Using Plan B multiple times, even within the same menstrual cycle, does not appear to cause serious harm. A systematic review in BMJ Sexual & Reproductive Health examined the available evidence and found no increased risk of adverse events with repeated use. One study tracked women who used levonorgestrel pills four to seven times per month over more than six months. Of 102 reported adverse events, only three were classified as severe, and none were judged to be related to the medication. Bleeding patterns actually became lighter over time.

That said, there is one signal worth noting. Among women who became pregnant despite using Plan B, those who had used it multiple times in the same cycle had roughly 2.5 times higher odds of an ectopic pregnancy (a pregnancy that implants outside the uterus, usually in a fallopian tube) compared to those who used it once. This may be because progestins can slow the movement of eggs through the fallopian tubes. Ectopic pregnancies are rare but can be dangerous if untreated, so if you’ve taken Plan B and later experience sharp pelvic pain or unusual bleeding, seek medical attention.

Plan B is designed as a backup, not a primary method. It’s less effective than regular contraception, and repeated purchases add up financially. But the safety data does not support the idea that using it more than once is physically harmful.

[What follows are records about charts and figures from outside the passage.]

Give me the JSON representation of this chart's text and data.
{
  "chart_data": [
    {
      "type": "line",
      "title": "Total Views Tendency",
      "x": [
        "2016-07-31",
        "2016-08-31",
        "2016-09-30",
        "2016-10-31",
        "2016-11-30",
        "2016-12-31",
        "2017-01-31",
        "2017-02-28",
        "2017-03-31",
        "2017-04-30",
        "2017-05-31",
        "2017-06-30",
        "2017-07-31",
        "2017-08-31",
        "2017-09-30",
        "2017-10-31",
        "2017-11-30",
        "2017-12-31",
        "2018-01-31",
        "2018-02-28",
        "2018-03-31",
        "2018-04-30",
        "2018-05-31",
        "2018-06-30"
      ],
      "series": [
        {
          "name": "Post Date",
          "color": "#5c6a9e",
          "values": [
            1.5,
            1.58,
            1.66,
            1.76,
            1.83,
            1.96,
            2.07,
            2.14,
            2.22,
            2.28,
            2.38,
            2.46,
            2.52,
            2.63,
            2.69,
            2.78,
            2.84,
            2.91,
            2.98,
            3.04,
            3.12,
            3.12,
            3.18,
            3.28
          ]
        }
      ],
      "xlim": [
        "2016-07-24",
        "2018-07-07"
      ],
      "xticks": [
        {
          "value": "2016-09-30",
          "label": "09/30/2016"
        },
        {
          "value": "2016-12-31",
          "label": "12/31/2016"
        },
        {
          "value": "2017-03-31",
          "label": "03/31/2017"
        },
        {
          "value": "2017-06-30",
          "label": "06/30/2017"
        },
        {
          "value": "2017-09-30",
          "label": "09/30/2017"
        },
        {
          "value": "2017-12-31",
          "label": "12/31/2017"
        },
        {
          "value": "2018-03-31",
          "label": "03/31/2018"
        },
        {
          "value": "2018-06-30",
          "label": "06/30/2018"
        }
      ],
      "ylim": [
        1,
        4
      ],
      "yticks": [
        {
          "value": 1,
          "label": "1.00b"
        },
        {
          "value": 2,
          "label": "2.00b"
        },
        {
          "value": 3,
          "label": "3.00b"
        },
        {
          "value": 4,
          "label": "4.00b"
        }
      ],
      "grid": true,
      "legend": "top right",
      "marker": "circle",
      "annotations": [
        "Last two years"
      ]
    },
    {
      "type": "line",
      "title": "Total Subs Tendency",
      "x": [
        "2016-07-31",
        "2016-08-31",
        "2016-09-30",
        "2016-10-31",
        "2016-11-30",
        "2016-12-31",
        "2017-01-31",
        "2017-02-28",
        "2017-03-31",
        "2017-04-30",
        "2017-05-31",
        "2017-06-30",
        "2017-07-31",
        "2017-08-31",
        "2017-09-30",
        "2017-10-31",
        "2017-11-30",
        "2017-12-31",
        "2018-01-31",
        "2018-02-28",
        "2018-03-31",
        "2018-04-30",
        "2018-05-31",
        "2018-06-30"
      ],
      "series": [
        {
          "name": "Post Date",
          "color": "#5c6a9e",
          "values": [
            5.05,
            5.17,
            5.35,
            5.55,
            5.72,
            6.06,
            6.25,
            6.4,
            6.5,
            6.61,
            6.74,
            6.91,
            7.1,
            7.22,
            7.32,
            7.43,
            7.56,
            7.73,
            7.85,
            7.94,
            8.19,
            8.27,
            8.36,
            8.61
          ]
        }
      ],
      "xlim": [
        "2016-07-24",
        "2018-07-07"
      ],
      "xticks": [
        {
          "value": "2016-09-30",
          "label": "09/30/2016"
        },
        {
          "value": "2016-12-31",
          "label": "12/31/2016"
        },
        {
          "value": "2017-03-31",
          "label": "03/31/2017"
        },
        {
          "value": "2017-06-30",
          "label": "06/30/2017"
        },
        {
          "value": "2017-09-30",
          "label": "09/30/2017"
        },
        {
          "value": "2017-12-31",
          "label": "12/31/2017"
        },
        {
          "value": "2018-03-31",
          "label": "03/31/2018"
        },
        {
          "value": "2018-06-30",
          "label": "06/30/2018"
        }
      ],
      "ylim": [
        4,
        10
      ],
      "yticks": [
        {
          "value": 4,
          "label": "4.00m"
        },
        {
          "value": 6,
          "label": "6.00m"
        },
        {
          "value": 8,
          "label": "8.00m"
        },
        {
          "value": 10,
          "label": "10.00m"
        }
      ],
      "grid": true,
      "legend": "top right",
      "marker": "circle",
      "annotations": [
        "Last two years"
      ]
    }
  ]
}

Drug Interactions That Reduce Effectiveness

Certain medications can lower Plan B’s effectiveness by speeding up how quickly your liver breaks down levonorgestrel. These include some seizure medications (like carbamazepine), certain sedatives, the steroid dexamethasone, and the herbal supplement St. John’s Wort. If you take any of these regularly, Plan B may not work as well for you, and a copper IUD is a more reliable emergency option.

Safety for Teens

The FDA’s decision to remove all age restrictions was based on evidence that levonorgestrel is safe for adolescents. The pill works the same way regardless of age: it delays ovulation using a hormone already present in many forms of birth control prescribed to teens. There are no additional risks for younger users, and no medical screening or parental consent is required to purchase it.

Ectopic Pregnancy Risk if Plan B Fails

When Plan B works, it prevents pregnancy entirely, and there is no risk. But when it fails, the resulting pregnancy has a slightly higher chance of being ectopic. One large study found that among 73 pregnancies that occurred despite levonorgestrel use, three were ectopic, a rate of about 4.1%. In the general population, ectopic pregnancies account for roughly 1 to 2% of all pregnancies. The elevated rate likely relates to the way progestins can slow the transport of a fertilized egg through the fallopian tube.

This doesn’t mean Plan B causes ectopic pregnancies. It means that if the pill fails to prevent pregnancy, especially when taken close to the time of ovulation, the pregnancy that results is somewhat more likely to implant in the wrong place. Symptoms to watch for include sharp or stabbing pain on one side of the lower abdomen, vaginal bleeding that differs from your normal period, and dizziness or shoulder pain. These symptoms typically appear a few weeks after conception.